Герк тихонько попытался отцепить от колонн лианы, энергично принимаясь отдирать их, стирая руки и упираясь в камни ногами, мотая головой. Видимо, надеялся свить из них веревку, чтобы спуститься на дорогу. Вроде не высоко! Кажется, что совсем не высоко, но падать опасно. И горы-то не такие, чтобы дух захватывало, и вершины-то не снежные. Но человек — песчинка в природном обороте великих начал земли. И не надо ему вершин снеговых, не надо пропастей бездонных. Грунтовая широкая дорога маячила внизу, чуть подальше, у подножья склона, но не хватило бы никаких лиан, чтобы свить веревки, даже когда Герк принялся перепиливать ножом неподатливые сочные стебли растений-паразитов, пугая копошащихся насекомых, раздраженно стряхивая с себя удивленных муравьев.

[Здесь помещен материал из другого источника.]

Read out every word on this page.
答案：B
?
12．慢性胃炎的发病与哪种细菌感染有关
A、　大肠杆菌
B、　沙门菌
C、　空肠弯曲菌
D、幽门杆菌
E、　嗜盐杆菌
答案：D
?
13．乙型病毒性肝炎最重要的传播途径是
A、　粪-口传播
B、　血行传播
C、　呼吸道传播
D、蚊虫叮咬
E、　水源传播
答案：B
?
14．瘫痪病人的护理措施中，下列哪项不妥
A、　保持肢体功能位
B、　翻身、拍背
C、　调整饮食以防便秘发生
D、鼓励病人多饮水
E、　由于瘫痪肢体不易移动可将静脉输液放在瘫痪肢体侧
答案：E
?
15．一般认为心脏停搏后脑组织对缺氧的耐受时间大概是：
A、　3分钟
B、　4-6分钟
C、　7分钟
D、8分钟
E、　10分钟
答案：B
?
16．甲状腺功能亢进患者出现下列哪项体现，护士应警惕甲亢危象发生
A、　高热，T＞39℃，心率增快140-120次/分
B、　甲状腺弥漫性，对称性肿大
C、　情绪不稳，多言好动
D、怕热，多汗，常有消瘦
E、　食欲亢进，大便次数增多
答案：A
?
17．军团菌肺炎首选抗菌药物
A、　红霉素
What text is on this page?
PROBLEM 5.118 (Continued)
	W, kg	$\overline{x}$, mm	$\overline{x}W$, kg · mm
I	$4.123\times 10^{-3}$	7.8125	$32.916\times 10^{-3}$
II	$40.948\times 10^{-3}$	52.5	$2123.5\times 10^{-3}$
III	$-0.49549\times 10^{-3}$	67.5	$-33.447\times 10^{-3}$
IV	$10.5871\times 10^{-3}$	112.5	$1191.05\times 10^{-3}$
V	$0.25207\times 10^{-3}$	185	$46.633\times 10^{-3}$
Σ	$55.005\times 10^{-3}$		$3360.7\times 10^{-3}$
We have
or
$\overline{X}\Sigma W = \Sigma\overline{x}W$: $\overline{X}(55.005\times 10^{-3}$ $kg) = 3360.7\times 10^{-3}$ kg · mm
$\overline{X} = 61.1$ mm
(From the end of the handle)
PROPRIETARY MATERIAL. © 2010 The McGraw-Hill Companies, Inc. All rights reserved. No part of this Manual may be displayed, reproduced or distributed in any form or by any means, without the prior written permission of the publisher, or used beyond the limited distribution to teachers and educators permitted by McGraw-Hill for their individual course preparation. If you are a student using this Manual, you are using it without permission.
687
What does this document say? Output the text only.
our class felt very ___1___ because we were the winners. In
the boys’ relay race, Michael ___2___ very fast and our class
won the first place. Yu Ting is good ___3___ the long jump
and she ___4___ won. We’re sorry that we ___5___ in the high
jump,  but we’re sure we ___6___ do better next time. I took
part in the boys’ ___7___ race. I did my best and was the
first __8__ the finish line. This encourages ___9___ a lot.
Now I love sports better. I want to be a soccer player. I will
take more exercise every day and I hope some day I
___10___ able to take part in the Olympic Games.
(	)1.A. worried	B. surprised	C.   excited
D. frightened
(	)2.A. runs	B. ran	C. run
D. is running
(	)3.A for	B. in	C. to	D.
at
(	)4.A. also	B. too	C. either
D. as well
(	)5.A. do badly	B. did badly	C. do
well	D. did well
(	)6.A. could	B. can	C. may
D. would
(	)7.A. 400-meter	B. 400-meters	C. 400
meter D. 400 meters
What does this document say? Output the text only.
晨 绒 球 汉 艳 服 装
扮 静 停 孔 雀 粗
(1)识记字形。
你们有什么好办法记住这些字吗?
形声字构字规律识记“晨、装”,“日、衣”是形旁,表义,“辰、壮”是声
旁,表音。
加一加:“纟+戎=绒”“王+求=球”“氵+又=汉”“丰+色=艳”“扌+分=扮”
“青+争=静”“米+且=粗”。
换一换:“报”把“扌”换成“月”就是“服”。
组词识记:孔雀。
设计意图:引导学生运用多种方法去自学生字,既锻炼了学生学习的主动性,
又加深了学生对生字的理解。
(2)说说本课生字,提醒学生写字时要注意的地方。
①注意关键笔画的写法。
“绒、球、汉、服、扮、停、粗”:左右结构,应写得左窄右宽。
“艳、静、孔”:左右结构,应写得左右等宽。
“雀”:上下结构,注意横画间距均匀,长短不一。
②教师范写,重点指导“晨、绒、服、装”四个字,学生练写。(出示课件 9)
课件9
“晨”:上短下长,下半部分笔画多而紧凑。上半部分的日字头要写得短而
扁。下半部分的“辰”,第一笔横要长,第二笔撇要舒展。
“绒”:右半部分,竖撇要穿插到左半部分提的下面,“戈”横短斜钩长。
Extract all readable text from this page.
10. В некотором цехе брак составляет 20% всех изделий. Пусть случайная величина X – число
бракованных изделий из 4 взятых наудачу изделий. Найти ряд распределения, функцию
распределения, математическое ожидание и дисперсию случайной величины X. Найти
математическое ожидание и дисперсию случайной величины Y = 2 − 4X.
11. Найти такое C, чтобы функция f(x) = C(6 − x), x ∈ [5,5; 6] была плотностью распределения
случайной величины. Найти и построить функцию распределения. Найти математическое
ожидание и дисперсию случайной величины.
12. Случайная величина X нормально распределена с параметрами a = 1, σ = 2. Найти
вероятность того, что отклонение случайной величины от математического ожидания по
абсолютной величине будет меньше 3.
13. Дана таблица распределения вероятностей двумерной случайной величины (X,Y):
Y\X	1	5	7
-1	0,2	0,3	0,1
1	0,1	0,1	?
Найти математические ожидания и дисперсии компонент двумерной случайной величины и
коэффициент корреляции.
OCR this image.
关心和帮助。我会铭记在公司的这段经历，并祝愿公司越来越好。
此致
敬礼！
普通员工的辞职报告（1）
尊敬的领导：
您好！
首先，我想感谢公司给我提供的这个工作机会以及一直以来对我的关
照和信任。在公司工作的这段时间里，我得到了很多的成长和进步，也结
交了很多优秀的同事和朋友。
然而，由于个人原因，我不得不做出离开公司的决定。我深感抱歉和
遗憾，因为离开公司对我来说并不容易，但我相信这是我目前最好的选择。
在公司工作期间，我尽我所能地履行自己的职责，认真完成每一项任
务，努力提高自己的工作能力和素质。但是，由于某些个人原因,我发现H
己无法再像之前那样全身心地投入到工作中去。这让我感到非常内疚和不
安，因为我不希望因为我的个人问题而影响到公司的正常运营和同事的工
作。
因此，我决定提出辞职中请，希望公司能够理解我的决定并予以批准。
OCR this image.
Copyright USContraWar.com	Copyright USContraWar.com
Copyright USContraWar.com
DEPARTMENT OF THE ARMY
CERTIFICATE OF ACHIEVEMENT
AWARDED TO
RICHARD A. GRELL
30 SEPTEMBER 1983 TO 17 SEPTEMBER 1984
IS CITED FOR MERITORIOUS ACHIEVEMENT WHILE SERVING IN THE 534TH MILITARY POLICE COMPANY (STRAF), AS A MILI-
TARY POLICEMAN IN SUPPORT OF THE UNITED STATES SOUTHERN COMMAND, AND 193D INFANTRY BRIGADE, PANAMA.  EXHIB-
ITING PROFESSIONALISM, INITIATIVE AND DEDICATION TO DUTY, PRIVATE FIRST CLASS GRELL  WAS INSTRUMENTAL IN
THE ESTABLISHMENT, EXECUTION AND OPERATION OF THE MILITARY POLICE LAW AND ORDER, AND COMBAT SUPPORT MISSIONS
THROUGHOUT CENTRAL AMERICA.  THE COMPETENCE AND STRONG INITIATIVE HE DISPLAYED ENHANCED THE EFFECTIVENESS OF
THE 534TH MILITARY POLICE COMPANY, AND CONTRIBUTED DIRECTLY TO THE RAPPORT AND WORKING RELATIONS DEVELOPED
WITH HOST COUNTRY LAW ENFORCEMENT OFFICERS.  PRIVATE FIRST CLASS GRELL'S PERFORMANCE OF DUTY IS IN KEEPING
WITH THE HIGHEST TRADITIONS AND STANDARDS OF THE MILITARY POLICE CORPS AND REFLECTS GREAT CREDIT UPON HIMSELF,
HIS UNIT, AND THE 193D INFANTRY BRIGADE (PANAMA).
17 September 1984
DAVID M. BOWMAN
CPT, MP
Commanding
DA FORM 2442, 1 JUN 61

— Да пошли они все! Я не хочу умирать! — только прошипел укротитель мартышек, когда понял, что все его попытки бесполезны.
Джейс молчала, никогда она еще не ощущала себя более виноватой. Вроде казалась всегда себе скромной и нерешительной, видимо, представляла себя в лучшем свете, а в самый ответственный миг гордыня позволила стрелять наудачу. Но жизнь делит удачу на всех неравномерно и незаслуженно. И если существует столько несправедливости, то должна быть какая-то цель, но, когда трое путешественников оказались заблокированными на хребте, не ощущалось ничего, кроме озлобленности на стечение обстоятельств.
— Попробуем выбираться, — несмело подавала голос Дейзи, но сама уже громко стучала зубами.
Джейс же снова погружалась в безразличие к себе: вот он, Ваас. Вот ее личный кошмар, ее проклятье. Каждый раз убегали от него, страх заставлял жить, хотя здравый смысл городского жителя подсказывал, что жить-то уже не для кого. И что еще мог придумать этот Ваас? Еще одну казнь? Она бы не позволила, просто напоролась бы на пулю. Может, и не так это страшно, не страшнее ощущения, когда кости ломаются, а на каком-то пределе боли уже не остается различий для разума, сколь ее ни увеличивать. Разум либо вовсе покидает, либо уходит в небытие бессознательного. Человек — создание хрупкое, а ей, как казалось по состоянию, хватило бы и пары ударов, чтобы совсем отдать концы. Вот только Герк и Дейзи не желали умирать, но Джейс не могла придумать, как помочь им.